Wright utiliza os dois mundos dentro de seu filme para criar um paralelo entre duas histórias: o triângulo amoroso de Anna Karenina (Keira Knightley), Vronsky (Aaron Taylor-Johnson) e Alexei Karenin (Jude Law) e o romance de Levin (Domhnall Gleeson) e Kitty (Alicia Vikander). Enquanto o primeiro é quase que exclusivamente preso ao teatro, refletindo a situação dos três personagens, o segundo gradualmente vai dando espaço à liberdade dos ambientes externos conforme o romance entre os dois vai evoluindo.

O roteiro de Tom Stoppard dialoga durante toda a projeção sobre o que difere Anna e Vronsky de Levin e Kitty: enquanto o primeiro é baseado no desejo o segundo baseia-se puramente no amor. Também é interessante notar como o roteiro trata a reação da sociedade frente a dois casos de tradição: Anna viram motivo de fofoca, olhares tortos e até insultos, já Oblonsky (Matthew Macfadyen), irmão de Anna, parece não sofrer nenhum tipo de represália social por ter traído a esposa. O que difere os dois casos? O sexo de quem cometeu adultério.

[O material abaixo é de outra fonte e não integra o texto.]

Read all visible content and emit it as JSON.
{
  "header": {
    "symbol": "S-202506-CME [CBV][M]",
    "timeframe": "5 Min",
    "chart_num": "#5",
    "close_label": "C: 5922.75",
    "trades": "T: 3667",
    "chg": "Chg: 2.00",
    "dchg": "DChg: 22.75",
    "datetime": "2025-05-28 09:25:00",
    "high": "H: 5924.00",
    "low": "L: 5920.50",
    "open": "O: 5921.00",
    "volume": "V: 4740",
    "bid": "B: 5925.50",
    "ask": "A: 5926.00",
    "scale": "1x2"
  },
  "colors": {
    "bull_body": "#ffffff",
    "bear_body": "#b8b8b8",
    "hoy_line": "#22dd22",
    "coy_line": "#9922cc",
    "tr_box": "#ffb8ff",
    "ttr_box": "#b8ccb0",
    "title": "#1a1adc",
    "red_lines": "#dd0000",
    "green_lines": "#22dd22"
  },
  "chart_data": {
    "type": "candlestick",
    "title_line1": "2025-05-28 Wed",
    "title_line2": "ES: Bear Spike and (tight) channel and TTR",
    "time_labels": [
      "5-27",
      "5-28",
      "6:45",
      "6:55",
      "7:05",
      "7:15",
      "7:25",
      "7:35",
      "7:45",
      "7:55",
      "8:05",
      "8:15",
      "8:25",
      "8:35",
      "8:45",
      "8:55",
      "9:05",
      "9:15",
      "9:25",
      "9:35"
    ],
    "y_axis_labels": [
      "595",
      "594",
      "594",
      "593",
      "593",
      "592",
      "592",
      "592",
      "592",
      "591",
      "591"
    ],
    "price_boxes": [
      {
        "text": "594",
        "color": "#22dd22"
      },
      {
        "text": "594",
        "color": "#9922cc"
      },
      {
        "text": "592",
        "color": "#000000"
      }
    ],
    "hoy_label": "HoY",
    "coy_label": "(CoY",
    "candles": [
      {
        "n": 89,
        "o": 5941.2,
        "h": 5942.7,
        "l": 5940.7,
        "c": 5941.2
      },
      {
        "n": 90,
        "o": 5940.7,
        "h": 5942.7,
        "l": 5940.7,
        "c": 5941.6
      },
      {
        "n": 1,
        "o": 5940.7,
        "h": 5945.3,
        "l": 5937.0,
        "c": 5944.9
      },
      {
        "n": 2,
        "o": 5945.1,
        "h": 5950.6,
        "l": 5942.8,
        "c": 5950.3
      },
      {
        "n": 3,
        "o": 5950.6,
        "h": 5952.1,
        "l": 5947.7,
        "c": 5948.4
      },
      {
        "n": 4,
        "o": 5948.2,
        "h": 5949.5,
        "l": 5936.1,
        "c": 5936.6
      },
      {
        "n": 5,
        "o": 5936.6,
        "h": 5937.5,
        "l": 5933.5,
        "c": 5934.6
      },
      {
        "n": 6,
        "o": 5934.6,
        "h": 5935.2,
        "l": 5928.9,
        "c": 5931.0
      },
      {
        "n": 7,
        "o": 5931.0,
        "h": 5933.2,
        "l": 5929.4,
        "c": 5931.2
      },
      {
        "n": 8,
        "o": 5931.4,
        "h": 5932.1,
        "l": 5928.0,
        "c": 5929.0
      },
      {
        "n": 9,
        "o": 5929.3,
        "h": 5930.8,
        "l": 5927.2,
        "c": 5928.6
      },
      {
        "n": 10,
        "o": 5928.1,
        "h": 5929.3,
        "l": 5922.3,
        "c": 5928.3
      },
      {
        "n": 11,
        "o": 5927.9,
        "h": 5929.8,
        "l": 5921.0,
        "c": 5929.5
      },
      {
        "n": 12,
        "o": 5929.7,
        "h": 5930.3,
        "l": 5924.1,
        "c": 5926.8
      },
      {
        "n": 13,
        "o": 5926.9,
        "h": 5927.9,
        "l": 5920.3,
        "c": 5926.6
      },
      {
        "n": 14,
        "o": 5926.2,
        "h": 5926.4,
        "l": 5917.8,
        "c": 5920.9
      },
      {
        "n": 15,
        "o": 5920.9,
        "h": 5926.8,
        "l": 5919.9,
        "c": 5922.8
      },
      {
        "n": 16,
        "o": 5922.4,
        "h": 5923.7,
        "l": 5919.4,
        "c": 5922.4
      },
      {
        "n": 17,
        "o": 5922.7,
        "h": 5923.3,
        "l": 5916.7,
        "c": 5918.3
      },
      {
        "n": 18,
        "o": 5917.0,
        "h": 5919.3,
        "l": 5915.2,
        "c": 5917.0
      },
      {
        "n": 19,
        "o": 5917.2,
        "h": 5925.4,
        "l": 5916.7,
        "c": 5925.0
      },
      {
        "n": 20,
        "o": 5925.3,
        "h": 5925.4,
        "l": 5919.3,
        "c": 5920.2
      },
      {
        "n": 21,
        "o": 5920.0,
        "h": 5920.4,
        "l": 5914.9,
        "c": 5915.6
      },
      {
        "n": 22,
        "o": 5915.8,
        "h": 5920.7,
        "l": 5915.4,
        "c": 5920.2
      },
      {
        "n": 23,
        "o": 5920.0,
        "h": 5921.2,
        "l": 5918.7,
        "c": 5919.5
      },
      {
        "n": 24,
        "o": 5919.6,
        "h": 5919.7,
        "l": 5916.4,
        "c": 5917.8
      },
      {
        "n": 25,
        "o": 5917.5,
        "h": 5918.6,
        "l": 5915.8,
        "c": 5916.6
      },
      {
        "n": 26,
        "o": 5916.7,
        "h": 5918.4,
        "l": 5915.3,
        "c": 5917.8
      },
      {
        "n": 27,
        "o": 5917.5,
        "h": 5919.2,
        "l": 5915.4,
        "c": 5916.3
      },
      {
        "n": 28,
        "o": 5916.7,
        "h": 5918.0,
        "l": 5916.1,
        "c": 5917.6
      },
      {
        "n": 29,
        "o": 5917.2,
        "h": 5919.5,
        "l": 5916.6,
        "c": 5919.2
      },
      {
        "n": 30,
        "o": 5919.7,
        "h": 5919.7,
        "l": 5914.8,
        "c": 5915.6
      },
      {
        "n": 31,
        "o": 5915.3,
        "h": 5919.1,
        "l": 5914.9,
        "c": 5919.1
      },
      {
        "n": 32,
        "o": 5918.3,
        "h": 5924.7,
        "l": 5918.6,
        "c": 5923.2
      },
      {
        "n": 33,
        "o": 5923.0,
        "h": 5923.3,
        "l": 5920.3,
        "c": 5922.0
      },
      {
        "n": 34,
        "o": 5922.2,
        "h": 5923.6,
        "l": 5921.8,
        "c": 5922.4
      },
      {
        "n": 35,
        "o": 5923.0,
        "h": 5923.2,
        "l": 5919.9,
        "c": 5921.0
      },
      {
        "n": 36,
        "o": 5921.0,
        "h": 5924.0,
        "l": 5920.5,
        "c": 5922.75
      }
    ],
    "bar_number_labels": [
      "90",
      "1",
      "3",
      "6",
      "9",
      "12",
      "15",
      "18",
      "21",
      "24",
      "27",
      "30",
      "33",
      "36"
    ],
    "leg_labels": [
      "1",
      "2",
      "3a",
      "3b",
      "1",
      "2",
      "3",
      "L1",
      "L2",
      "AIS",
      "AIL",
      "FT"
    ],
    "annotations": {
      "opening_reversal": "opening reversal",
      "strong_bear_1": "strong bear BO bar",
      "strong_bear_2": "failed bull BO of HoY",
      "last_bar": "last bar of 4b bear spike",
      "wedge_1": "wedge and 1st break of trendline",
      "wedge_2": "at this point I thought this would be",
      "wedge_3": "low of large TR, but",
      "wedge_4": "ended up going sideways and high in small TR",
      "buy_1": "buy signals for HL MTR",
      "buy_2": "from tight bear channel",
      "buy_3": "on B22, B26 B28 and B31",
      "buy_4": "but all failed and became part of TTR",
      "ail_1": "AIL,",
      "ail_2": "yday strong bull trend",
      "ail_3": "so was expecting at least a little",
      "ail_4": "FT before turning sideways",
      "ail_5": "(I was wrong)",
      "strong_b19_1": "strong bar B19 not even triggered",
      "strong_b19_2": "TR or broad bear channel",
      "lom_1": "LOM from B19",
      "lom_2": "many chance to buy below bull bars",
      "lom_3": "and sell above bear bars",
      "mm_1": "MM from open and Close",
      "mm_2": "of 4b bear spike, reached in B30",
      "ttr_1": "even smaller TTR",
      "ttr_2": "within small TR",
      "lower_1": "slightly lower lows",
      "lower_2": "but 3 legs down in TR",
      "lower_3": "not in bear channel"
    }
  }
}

O crescimento dos sentimentos de Anna por Vronski e seu declínio como pessoa ante seus atos é construído de forma excelente, trazendo rimas visuais que revelam o peso de suas escolhas. Se em sua primeira viagem de trem no filme ela mantém uma postura ereta e chora de saudades de seu filho, na última ela está jogada no assento chorando por ciúmes de seu amante. O figurino também ajuda a construir a imagem de uma Anna destruída, especialmente quando vemos a personagem andando por sua casa utilizando a armação de um vestido e mais tarde um véu que parece lhe deixar com rachaduras no rosto. 

Embora não conte com as melhores atuações de seu elenco, Anna Karenina não deixa de ser uma experiência muito agradável à mente e aos olhos. Ao assistirmos ao filme podemos entender porque algumas pessoas dizem que o cinema é a arte definitiva, podendo englobar todas as artes que vieram antes, e ver que o quarto do filho de Anna e Alexei fica dentro da moldura de um quadro apenas reforça essa ideia.